Might the twin poles of ultramechanistic and ultracreative thinking be the variables needed for mathematical genius in particular? As Carson sees it, “People who have cognitive disinhibition added to high systematizing ability ‘see’ systems that others cannot see— visions interlocking and put together.”

[...]

Cognitive disinhibition is integral to the creative process: It underlies loose, associative thinking as well as the inability to filter out seemingly extraneous information. This type of thinking occurs when the executive control network, responsible for higher-order cognitive tasks, ramps down in favor of the default mode network. This brain network is active in the absence of explicit attentional goals; it comes online when daydreaming or parsing the minds of others—which accounts for its dominance in mentalistic thinking. Imaging studies confirm that both highly creative individuals and those at risk for psychotic spectrum disorders exhibit unusual patterns of connectivity between the two networks.

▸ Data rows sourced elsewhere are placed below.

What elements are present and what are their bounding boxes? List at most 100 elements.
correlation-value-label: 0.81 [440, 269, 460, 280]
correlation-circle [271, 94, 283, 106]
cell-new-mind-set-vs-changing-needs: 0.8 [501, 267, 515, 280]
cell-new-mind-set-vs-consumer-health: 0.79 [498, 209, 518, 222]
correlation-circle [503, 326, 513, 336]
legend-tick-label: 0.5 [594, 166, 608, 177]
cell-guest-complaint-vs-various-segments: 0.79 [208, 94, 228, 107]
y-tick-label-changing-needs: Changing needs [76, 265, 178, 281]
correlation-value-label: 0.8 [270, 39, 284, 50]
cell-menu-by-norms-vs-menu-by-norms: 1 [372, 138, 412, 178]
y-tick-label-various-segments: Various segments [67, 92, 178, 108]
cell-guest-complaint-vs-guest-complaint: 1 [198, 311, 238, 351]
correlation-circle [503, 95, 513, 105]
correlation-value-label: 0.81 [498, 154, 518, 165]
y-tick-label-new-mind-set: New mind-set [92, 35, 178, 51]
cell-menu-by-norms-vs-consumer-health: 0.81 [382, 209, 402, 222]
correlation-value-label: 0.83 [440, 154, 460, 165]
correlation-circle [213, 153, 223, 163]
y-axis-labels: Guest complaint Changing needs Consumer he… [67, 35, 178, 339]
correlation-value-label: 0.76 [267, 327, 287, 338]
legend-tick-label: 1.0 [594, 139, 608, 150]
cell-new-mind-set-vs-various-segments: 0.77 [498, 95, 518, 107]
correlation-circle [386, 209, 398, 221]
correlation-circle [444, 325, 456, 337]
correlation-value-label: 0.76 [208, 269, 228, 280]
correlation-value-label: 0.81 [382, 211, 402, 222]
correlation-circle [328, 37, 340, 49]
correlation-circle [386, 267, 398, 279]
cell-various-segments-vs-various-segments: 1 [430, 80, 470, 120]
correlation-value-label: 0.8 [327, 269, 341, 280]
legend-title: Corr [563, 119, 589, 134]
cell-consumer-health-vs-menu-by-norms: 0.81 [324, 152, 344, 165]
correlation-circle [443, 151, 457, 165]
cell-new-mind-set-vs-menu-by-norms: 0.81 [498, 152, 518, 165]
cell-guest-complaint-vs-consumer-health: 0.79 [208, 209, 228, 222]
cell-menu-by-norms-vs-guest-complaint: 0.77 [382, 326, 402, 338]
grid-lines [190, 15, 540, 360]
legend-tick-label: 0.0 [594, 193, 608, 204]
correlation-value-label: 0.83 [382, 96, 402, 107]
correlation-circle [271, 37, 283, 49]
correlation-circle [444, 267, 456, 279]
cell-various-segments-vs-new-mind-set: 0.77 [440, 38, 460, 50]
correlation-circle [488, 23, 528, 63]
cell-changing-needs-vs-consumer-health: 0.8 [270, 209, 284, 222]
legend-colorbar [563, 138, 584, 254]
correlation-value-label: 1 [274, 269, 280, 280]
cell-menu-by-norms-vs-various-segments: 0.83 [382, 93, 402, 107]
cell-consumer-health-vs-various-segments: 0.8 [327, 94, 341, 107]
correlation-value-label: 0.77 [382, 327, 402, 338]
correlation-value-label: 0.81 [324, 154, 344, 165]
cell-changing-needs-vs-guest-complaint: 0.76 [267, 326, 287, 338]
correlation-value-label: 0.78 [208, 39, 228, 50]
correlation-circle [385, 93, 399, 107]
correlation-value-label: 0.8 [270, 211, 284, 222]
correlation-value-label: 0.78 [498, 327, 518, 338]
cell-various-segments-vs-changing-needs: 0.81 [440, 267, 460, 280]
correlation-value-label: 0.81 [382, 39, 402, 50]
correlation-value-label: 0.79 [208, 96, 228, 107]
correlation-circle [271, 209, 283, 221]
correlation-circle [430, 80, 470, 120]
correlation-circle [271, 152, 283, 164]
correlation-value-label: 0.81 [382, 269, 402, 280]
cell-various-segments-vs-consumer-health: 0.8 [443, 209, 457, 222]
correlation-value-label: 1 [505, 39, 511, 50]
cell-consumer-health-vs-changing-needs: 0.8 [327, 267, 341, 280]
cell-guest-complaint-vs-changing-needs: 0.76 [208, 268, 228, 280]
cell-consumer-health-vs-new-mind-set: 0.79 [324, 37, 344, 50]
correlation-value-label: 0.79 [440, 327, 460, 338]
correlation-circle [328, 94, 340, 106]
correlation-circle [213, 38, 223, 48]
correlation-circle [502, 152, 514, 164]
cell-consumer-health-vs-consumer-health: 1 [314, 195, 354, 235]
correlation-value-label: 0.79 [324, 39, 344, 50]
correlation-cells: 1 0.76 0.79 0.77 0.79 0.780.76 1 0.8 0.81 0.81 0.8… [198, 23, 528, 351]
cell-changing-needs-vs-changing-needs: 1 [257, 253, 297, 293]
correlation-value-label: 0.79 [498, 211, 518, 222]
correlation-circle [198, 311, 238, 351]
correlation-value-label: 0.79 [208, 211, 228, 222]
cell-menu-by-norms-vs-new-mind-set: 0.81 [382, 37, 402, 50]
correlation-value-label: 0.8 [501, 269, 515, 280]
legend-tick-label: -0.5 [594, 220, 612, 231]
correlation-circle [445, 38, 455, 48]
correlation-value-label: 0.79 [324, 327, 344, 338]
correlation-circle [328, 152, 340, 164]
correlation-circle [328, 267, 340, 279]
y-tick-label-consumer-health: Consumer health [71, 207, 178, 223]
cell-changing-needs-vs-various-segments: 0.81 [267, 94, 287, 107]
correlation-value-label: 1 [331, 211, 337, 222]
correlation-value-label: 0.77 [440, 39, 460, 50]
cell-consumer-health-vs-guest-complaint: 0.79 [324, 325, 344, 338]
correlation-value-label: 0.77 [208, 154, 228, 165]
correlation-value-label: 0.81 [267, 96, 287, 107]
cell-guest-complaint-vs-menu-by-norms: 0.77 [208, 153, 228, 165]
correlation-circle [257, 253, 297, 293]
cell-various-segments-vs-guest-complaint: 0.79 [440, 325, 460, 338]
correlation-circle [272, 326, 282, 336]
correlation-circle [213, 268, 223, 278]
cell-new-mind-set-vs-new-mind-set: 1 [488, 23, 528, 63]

The default network and the central executive network normally operate in dynamic tension, a hallmark of mental health as well as of high IQ. Anthony Jack, a neuroscientist who studies these regions in his Brain, Mind and Consciousness Lab at Case Western Reserve University, explains that “creativity is the only desirable area in which the seesaw is disrupted. During ‘aha’ moments you have engagement of both. Genius comes from blending the two sides. The problem is managing that blend while maintaining stability.”